How we simplified our data pipeline – Freetrade Blog


(Ian) #1

I wanted to share our recent blog post with the community. Love to hear peoples thoughts and find out who this connects with. Are you working in this space or interested to hear more?

Cheers!

Ian


(Chris) #2

Z shell = bae


(Chris) #3

Python & JavaScript developer here so very interesting to me. Generally I’ve stayed away from GCP (big AWS fan, sorry!) but when it comes to data Google generally rules over everything else.

I love the tech insight though, thanks for sharing this!


(Ian) #4

I can see why you’d like AWS. It’s definitely a more feature rich platform.
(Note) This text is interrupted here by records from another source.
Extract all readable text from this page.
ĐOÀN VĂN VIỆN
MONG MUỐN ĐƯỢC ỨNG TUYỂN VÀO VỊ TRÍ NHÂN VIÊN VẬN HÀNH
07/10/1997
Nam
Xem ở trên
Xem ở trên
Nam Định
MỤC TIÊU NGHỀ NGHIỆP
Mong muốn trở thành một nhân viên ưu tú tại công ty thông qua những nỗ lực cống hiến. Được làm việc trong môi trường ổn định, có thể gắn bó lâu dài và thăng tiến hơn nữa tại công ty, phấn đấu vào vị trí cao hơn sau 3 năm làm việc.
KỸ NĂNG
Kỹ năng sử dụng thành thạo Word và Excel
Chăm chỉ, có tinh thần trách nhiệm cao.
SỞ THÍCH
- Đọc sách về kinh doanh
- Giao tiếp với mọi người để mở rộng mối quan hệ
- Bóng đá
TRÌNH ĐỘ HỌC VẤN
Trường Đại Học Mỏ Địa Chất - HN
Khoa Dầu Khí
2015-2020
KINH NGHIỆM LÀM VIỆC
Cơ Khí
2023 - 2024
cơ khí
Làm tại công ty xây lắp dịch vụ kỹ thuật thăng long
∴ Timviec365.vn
I like GCP products as they tend to have better documentation and be more refined. Long term we’ll likely leverage both.


#5

Good post @Ian - I like it. Wraps everything into a neat package.

So does Airflow provide locking functionality for multiple workers trying to access the same resource? And does HttpHook provide ratelimit/backoff/authentication strategies?

I trust this is okay, sorry if it’s too much :see_no_evil:


Way beyond the scope of this thread but I would be interested in learning about how you and the team write operations that are idempotent.


(Ian) #6

Hey @saf - great questions :slight_smile:

Airflow provides config for a number of use cases. You can use it to limit concurrency to help with contention. That said jobs should be made idempotent by say, using the job id, which will help prevent locking issues in several cases. Airflows tasks provide support for exponential backoff so you can rely on the task management rather than the hook. As for the HttpHook config you can provide auth headers but you may want to handle this directly if you have more specific needs.


#7

Thank you @Ian